Writing Prompt for the Hungry

Tuesday, February 3rd, 2015 | Posted in USF Writing Studio Blog: Tips, News, and Updates by dmfarrar | No Comments »

WritingPromptfortheHungryby Brittany Cagle, an MFA student at USF in Creative Writing and a Writing Studio consultant

Objective:
We avoid abstractions, or ideas that cannot be experienced through your senses, because they fail to call up an image in our audience’s mind. This makes our writing feel flat. In this exercise you will use concrete details, or language that appeals to the reader’s five senses (sight, smell, hearing, touch, or taste), to learn how to make an abstract idea, such as hunger, tangible.

Introduction:
Before we can begin to understand hunger, we must define it. Real hunger is a biological drive to replenish missing key nutrients. Cravings, often mistaken for hunger, are psychological urges to eat for reasons other than nourishment.
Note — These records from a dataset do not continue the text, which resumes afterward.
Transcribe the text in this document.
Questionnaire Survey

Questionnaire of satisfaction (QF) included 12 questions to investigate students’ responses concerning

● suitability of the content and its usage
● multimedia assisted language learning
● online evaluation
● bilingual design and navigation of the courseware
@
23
Real hunger cannot wait for a few hours. It demands to be fed.

Often hunger is associated with trying times and speaks to more than just the need for sustenance. Some writers have described this sensation as something reaching far into their bones. Others have labeled it as a black hole within the stomach—an overwhelming feeling that completely distracts one from anything other than finding food to fill in that gap.

Examples:
In the 1996 heartbreaking memoir, Angela’s Ashes, Frank McCourt suffers continually from hunger as he grows up in Limerick, a city on the west coast of Ireland. In the sixth chapter, McCourt describes his memory from geometry class while watching his teacher peel an apple. He writes,

It is torture to watch Mr. O’Neill peel the apple every day, to see the length of it, red or green, and if you’re up near him to catch the freshness of it in your nose. If you’re the good boy for that day and you answer the questions he gives it to you and lets you eat it there at your desk so that you can eat it in peace with no one to bother you the way they would if you took it into the yard. Then they’d torment you, Gimme a piece, gimme a piece, and you’d be lucky to have an inch left for yourself. (154)
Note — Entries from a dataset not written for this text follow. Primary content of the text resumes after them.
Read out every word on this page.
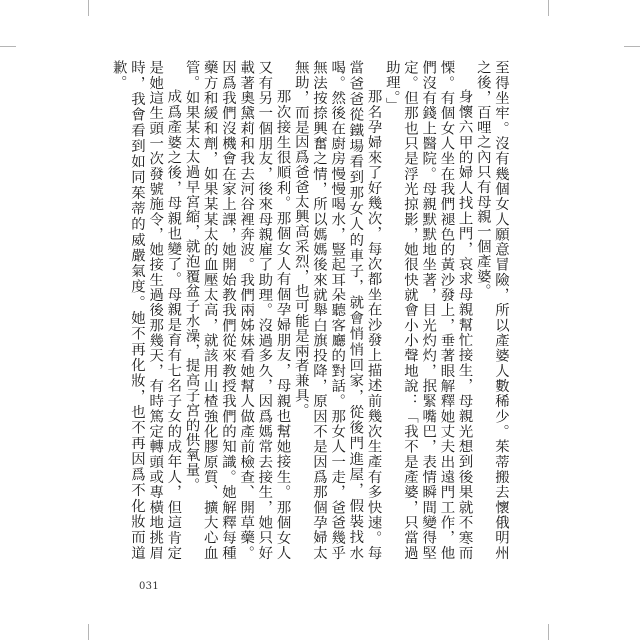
至得坐牢。沒有幾個女人願意冒險，所以產婆人數稀少。茱蒂搬去懷俄明州之後，百哩之內只有母親一個產婆。

身懷六甲的婦人找上門，哀求母親幫忙接生，母親光想到後果就不寒而慄。有個女人坐在我們褪色的黃沙發上，垂著眼解釋她丈夫出遠門工作，他們沒有錢上醫院。母親默默地坐著，目光灼灼，抿緊嘴巴，表情瞬間變得堅定。但那也只是浮光掠影，她很快就會小小聲地說：「我不是產婆，只當過助理。」

那名孕婦來了好幾次，每次都坐在沙發上描述前幾次生產有多快速。每當爸爸從鐵場看到那女人的車子，就會悄悄回家，從後門進屋，假裝找水喝。然後在廚房慢慢喝水，豎起耳朵聽客廳的對話。那女人一走，爸爸幾乎無法按捺興奮之情，所以媽媽後來就舉白旗投降，原因不是因爲那個孕婦太無助，而是因爲爸爸太興高采烈，也可能是兩者兼具。

那次接生很順利。那個女人有個孕婦朋友，母親也幫她接生。那個女人又有另一個朋友，後來母親雇了助理。沒過多久，因爲媽常去接生，她只好載著奧黛莉和我去河谷裡奔波。我們兩姊妹看她幫人做產前檢查、開草藥。因爲我們沒機會在家上課，她開始教我們從來教授我們的知識。她解釋每種藥方和緩和劑，如果某某太的血壓太高，就該用山楂強化膠原質、擴大心血管。如果某太太過早宮縮，就泡覆盆子水澡，提高子宮的供氧量。

成爲產婆之後，母親也變了。母親是育有七名子女的成年人，但這肯定是她這生頭一次發號施令，她接生過後那幾天，有時篤定轉頭或專橫地挑眉時，我會看到如同茱蒂的威嚴氣度。她不再化妝，也不再因爲不化妝而道歉。

031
Similarly, the 1845 memoir, Narrative of the Life of Frederick Douglass, describes Fredrick Douglass’s suffering of hunger. This famous orator and former slave tells his readers he is:

…perfectly helpless both as to the means of defence and means of escape, —in the midst of plenty, yet suffering the terrible gnawings of hunger, —in the midst of houses, yet having no home, —among fellow-men, yet feeling as if in the midst of wild beasts, whose greediness to swallow up the trembling and half-famished fugitive is only equalled by that with which the monsters of the deep swallow up the helpless fish upon which they subsist, —I say… (111)
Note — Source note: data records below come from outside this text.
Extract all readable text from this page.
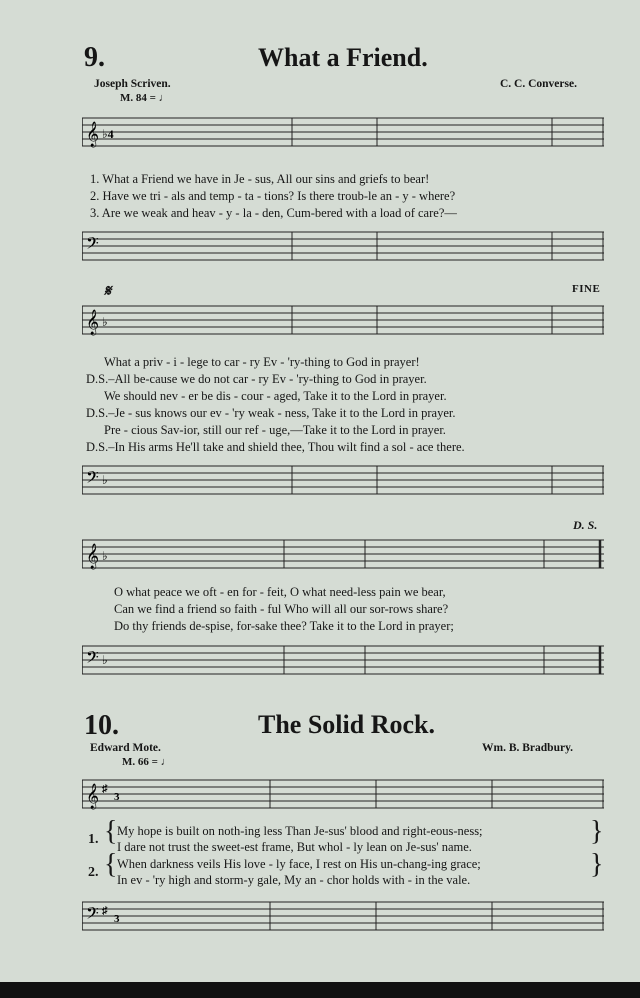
9.	What a Friend.
Joseph Scriven.	C. C. Converse.
M. 84 = ♩
𝄞 ♭4
1. What a Friend we have in Je - sus, All our sins and griefs to bear!
2. Have we tri - als and temp - ta - tions? Is there troub-le an - y - where?
3. Are we weak and heav - y - la - den, Cum-bered with a load of care?—
𝄢
𝄋	FINE
𝄞 ♭
What a priv - i - lege to car - ry Ev - 'ry-thing to God in prayer!
D.S.–All be-cause we do not car - ry Ev - 'ry-thing to God in prayer.
We should nev - er be dis - cour - aged, Take it to the Lord in prayer.
D.S.–Je - sus knows our ev - 'ry weak - ness, Take it to the Lord in prayer.
Pre - cious Sav-ior, still our ref - uge,—Take it to the Lord in prayer.
D.S.–In His arms He'll take and shield thee, Thou wilt find a sol - ace there.
𝄢 ♭
D. S.
𝄞 ♭
O what peace we oft - en for - feit, O what need-less pain we bear,
Can we find a friend so faith - ful Who will all our sor-rows share?
Do thy friends de-spise, for-sake thee? Take it to the Lord in prayer;
𝄢 ♭
10.	The Solid Rock.
Edward Mote.	Wm. B. Bradbury.
M. 66 = ♩
𝄞 ♯
3
1. { My hope is built on noth-ing less Than Je-sus' blood and right-eous-ness;
I dare not trust the sweet-est frame, But whol - ly lean on Je-sus' name.	}
2. { When darkness veils His love - ly face, I rest on His un-chang-ing grace;
In ev - 'ry high and storm-y gale, My an - chor holds with - in the vale.	}
𝄢 ♯
3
Through a mental depiction, Douglass describes his own hunger as a “terrible gnawing” and a feeling of “trembling.” He is a helpless fish and a “half-famished fugitive,” vulnerable in the midst of wild beasts.

Exercise:
Using the sample excerpts as a model, write a 1 page first-person description of a time when you felt hungry. Perhaps this was a time when you had forgotten to eat entirely or remained stuck in traffic between class and dinner. Perhaps hunger might have been something more—a reality of not knowing when you would consume your next meal. Use language that appeals to the senses of your reader. Describe not only the physical, but also the mental crippling effects of hunger. You may ask yourself, how does one begin to describe this sensation? Use the following questions to guide you in your writing.

Can you describe your hunger?

  • Through the traditional five senses (sight, hearing, taste, smell, or touch)?
  • Is it a rumbling? A deafening roar? Complete silence?
  • Does your stomach feel like it’s caving in? Pressing up against your back?
  • Is there a sense that something is missing? That something didn’t quite hit the spot?
  • Does it feel hot? Cold?
  • Does it taste like your favorite meal?
  • Is it a physical sensation (shaking, stirring, stillness)?
  • Through color?
  • Through thoughts? (Does it make you angry? Irritated? Want to whine?)